Futebol também é cultura (1)
CrônicaO êxtase finalFonte: Site do Inter (www.internacional.com.br)Sempre é difícil para alguém que ama futebol entender o porquê de certas pessoas não gostarem de futebol. Também deve ser difícil - para os que não gostam – entender o porquê de tamanha paixão por uma coisa tão , digamos, prosaica .Mas digo que
deve ser difícil, porque não sei; sou dos mais apaixonados amantes do futebol, dos que não entendem - mas respeitam, ao menos – como alguém pode não gostar de futebol. Paixão, amor, gosto, cada um tem o seu. Mas impossível não deixar um recado para os que não gostam: vocês não sabem o que estão perdendo!
Quarta-feira, estádio Beira-Rio, em Porto Alegre. Jogam Inter x Boca Juniors, da Argentina, pela Copa Sul-Americana.O Boca entalado na garganta dos colorados, que , masoquistas, não se cansam de lembrar da desclassificação na mesma copa pelo mesmo Boca no ano passado, num jogo que o Inter perdeu de virada por 4x2. E a virada, no futebol, é cruel - amargura, entristece, faz lacrimejar os perdedores e , pior de tudo, traz sempre a possibilidade do “Se...” o que prolonga a dor da derrota por muito mais tempo. Novamente contra o Boca Juniors, o grande time da Argentina, o dono do caldeirão sempre fervente em forma de estádio chamado
La Bombonera, mais temido e admirado que qualquer outro local de prática esportiva na América Latina.
Jogo contra time argentino sempre é difícil, estudado, brigado, catimbado, geralmente decidido no detalhe , no descuido mínimo do adversário E esse não era diferente; o Boca marcando bem, a defesa parando os atacantes colorados, que quando conseguiam escapar não davam perigo ao goleiro Abbondazieri, titular da seleção argentina.
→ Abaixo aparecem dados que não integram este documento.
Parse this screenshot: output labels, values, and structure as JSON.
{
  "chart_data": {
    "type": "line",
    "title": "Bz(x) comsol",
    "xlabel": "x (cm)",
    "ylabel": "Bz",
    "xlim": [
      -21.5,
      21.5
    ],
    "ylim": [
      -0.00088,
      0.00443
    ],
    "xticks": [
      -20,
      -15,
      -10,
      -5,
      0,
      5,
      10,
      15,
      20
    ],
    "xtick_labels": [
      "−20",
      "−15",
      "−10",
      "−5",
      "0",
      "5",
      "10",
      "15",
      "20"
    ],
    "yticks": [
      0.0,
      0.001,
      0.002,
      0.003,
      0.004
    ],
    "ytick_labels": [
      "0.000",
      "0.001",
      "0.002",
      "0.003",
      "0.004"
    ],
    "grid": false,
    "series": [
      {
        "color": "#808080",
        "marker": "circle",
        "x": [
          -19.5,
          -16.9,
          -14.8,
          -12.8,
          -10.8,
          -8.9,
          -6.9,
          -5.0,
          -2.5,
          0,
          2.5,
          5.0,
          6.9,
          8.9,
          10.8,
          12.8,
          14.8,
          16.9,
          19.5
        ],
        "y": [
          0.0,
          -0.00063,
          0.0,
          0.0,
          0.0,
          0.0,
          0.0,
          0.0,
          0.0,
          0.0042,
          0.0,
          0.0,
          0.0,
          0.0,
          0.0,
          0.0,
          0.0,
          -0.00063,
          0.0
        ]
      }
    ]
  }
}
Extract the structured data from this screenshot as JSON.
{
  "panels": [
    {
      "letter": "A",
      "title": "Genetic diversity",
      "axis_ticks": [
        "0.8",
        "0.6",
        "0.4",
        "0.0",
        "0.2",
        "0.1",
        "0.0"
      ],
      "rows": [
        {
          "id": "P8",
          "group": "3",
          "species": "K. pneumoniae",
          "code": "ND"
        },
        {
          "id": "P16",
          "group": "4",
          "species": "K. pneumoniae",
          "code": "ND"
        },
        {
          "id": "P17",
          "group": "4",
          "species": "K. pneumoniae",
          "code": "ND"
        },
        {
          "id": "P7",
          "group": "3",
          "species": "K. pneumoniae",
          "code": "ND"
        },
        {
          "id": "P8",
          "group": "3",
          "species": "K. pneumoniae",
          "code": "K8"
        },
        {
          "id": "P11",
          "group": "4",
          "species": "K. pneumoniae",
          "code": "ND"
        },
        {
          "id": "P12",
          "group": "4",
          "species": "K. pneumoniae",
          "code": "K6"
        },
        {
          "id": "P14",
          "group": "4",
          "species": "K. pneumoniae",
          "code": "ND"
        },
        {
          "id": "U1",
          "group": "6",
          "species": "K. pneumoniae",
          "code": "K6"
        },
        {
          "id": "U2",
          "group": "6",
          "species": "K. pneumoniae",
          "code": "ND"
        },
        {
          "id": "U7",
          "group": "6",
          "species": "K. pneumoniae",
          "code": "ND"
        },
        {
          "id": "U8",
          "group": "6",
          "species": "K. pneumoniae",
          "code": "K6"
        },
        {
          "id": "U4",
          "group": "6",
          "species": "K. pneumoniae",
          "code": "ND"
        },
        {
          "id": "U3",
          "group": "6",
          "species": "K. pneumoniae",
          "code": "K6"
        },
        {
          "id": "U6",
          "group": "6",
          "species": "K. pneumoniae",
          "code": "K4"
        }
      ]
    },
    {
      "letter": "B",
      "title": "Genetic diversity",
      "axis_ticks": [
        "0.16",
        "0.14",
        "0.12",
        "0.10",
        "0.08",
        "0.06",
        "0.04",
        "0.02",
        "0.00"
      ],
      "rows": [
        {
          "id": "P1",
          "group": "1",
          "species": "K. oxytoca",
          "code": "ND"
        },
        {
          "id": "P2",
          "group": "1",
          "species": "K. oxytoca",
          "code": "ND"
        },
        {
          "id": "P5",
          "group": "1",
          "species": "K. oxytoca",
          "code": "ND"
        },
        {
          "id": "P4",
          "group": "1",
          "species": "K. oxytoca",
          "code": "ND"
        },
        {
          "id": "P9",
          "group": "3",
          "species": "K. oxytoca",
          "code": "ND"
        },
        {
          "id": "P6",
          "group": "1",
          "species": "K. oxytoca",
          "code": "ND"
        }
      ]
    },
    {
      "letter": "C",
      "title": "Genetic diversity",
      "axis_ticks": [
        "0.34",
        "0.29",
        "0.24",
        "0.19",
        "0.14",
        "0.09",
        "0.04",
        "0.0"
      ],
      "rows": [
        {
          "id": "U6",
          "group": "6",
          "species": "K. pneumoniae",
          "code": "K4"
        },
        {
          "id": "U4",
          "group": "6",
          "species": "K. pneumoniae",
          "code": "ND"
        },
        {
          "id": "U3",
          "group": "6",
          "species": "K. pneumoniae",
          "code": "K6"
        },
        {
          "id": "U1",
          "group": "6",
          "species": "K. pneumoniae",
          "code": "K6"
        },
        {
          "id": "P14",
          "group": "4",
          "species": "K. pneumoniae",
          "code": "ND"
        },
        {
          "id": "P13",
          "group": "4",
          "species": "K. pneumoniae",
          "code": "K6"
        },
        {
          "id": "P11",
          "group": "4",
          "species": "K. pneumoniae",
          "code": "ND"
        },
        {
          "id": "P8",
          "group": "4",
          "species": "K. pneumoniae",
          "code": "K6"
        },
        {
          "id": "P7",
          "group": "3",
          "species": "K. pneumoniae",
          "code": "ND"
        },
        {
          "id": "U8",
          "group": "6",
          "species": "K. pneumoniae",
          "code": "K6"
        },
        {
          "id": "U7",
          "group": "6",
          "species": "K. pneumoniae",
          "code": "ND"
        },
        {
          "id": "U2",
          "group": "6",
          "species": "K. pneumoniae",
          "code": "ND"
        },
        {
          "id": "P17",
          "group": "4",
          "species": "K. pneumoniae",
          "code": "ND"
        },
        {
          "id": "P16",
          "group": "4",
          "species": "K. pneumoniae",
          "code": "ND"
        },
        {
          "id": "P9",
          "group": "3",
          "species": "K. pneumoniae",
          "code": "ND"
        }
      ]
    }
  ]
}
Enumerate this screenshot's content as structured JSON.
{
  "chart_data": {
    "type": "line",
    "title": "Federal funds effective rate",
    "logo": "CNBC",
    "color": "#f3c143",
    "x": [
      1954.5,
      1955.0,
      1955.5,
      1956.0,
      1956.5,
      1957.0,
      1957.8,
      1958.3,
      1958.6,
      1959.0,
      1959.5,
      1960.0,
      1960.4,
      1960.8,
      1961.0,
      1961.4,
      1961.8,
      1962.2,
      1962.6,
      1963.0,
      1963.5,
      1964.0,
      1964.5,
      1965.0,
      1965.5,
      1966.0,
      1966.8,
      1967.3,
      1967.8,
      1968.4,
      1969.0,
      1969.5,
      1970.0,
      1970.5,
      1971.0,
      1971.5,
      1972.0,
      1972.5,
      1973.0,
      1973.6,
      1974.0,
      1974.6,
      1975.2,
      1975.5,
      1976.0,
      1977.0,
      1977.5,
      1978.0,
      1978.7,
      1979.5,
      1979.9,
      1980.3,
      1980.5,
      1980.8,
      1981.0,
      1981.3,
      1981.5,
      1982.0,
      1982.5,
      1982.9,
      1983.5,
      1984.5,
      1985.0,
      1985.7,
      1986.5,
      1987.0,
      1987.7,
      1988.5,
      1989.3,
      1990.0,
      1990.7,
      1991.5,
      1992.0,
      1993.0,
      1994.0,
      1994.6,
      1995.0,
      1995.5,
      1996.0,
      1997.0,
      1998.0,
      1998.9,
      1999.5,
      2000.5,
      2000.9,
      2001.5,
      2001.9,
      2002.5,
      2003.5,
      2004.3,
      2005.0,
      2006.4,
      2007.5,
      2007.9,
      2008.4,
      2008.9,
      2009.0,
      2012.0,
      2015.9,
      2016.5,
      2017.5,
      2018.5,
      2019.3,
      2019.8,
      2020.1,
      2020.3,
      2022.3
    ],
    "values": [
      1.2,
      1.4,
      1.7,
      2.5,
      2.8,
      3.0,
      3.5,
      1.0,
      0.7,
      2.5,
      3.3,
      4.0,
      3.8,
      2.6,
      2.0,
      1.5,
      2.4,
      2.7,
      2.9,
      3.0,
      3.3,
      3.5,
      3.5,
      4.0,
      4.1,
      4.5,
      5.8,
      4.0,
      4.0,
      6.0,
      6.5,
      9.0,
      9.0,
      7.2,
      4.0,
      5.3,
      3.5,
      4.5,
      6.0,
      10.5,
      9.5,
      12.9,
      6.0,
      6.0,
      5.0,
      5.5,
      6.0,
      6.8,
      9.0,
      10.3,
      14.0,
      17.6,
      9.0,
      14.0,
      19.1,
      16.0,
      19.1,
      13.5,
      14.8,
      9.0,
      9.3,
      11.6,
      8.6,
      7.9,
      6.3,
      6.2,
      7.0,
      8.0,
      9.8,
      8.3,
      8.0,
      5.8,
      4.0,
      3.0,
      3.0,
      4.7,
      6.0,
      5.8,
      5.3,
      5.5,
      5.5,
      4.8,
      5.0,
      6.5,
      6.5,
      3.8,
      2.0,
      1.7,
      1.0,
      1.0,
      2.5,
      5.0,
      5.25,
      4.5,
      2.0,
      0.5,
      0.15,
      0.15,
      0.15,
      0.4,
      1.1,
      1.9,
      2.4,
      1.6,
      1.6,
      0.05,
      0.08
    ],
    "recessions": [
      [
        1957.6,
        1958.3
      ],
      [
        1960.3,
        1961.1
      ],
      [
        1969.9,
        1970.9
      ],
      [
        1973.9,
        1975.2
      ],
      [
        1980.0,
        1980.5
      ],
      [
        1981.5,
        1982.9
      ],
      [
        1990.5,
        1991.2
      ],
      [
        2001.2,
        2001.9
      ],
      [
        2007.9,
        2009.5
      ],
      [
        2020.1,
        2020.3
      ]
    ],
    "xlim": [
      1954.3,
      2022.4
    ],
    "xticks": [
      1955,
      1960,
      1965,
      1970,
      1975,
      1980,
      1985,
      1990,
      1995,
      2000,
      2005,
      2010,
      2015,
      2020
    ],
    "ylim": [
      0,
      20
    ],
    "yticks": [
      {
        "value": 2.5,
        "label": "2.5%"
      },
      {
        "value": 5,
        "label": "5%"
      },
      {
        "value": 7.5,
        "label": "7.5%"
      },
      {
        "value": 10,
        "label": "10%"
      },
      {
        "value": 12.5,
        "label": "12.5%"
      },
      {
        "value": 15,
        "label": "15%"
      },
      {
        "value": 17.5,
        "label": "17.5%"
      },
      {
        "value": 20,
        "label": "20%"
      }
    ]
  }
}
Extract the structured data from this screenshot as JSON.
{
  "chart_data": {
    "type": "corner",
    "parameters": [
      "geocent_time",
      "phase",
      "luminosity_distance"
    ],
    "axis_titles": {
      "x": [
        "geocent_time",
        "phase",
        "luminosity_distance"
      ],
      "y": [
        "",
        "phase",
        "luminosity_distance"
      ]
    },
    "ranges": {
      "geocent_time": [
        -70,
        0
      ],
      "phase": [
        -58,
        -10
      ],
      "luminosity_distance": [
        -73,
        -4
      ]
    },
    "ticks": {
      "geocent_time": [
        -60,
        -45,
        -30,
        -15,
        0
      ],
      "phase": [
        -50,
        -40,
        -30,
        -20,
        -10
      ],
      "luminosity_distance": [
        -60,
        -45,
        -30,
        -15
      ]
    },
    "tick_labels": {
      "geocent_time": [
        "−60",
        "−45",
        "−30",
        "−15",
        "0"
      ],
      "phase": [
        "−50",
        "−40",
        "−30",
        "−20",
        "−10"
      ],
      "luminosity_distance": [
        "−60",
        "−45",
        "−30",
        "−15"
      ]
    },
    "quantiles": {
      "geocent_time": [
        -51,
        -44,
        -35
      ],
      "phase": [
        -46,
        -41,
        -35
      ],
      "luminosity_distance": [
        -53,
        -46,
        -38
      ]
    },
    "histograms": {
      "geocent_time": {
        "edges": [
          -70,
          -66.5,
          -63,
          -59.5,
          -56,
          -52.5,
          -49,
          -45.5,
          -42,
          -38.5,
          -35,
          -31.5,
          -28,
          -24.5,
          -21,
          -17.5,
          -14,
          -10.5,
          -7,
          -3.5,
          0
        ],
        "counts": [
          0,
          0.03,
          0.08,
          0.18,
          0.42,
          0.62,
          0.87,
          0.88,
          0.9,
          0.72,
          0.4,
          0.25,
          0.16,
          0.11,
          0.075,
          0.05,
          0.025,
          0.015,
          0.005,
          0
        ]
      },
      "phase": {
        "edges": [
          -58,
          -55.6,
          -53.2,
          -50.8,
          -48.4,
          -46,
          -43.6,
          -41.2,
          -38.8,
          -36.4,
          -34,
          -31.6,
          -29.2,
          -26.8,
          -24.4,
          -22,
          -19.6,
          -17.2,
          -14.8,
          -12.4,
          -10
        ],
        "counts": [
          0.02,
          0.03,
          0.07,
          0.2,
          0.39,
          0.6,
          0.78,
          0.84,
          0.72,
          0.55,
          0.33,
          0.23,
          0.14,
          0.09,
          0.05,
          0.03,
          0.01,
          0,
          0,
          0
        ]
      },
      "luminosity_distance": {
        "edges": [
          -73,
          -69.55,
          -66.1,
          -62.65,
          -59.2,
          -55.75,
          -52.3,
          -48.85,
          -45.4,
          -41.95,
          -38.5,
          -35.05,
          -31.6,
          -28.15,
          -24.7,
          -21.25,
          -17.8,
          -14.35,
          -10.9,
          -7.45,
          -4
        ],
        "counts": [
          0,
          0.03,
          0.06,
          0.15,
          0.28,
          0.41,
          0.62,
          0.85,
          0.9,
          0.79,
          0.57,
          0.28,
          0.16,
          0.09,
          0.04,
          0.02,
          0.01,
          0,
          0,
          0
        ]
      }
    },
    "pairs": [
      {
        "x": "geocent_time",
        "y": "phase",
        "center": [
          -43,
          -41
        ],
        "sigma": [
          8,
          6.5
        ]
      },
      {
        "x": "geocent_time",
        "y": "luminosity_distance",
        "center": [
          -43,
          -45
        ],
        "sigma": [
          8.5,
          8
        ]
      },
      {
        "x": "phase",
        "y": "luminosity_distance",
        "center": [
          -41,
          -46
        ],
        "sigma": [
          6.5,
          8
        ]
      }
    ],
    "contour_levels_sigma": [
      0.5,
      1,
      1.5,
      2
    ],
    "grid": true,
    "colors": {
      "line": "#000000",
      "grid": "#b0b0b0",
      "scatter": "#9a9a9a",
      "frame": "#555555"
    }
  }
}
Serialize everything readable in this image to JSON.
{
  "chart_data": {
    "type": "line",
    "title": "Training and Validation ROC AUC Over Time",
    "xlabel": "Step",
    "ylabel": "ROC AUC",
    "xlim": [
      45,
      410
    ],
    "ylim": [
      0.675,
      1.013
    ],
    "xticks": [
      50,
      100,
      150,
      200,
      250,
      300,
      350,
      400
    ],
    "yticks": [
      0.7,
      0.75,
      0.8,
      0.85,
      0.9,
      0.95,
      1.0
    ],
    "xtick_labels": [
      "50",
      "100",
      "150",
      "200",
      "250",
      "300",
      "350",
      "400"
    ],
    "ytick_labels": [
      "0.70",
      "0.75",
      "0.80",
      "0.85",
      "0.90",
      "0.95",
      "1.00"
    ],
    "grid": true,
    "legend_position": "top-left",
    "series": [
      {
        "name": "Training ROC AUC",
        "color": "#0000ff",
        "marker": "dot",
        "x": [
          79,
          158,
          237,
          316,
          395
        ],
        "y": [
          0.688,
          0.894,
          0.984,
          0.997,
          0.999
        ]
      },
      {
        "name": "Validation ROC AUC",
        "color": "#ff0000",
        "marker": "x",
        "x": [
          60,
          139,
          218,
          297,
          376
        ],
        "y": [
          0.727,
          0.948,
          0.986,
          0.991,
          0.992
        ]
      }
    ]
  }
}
Segundo tempo começa, o jogo continua o mesmo, dessa vez com um o Boca ameaçando mais nos contra ataques. Passa os 30 minutos e o cansaço dos dois times passa a criar brechas nas defesas. Falta para o Inter, bola na área, Fernandão - o grande , literalmente, ídolo colorado – cabeceia pertinho do gol, mas por cima. Falta na entrada da área do Inter, 43 minutos, Delgado cobra com jeito, por cima da barreira, no canto direito do goleiro colorado Clemer, que dá um salto e joga a bola para escanteio, numa linda defesa, estupenda até.
O futebol, em sua magia que desperta as mais variadas formas de um único sentimento chamado paixão, não é o esporte mais popular do mundo por acaso. É especial, uma junção de pessoas desconhecidas entre si mas que , nesse mundo à parte feito por gente de coração forte, se torna unida umbilicalmente, tão suscetíveis a sentimentos fortes que quando são tocados em seu íntimo por um gol, explodem, gritam, pulam, saem de si em instantes que o tempo para e só volta a andar quando todo esse êxtase é diluído em doses homeopáticas de realidade extra-campo, de uma vida real que o futebol insiste em não querer fazer parte para poder, assim, fazer o que bem entender com a sua vida.
Aos 45 minutos, o juiz anunciava três minutos de desconto. A torcida colorada ainda acreditava na vitória, lá no fundo, mas já começava a se conformar com o 0 x 0, afinal, é o Boca, mesmo sendo difícil no jogo de volta dá para se tentar a vitória, nem tudo está perdido. E essa conformação fez com que o êxtase causado pelo gol marcado, que viria logo a seguir, no último lance da partida, se tornasse ainda maior, algo completamente indescritível na nossa realidade, talvez sendo possível na outra, a que o futebol é lei e rei e que nós somos súditos fiéis ansiosos por mais pão e circo.
Aos 48 minutos e 22 segundos, uma falta longe da área, bola levantada, o atacante colorado Rafael Sobis desvia de cabeça, engana os zagueiros que estavam acompanhando a bola, Fernandão chega como uma flecha na frente de todos, sozinho, e quase de carrinho, com a perna esquerda, toca para o fundo das redes. Termina o jogo, vitória do Inter.
Ainda há outro jogo, o da volta, na Bombonera. O Inter pode até não se classificar, mas esse jogo, essa vitória, esse êxtase de me fazer ficar horas depois do jogo escutando os comentários nas rádios, olhando os lances na TV, os comentários dos torcedores e no outro dia ler tudo sobre o jogo nos jornais, essa agradável satisfação que essas coisas trazem ninguém vai me tirar. E , por essas e outras, é que eu não entendo como alguém pode não gostar de futebol.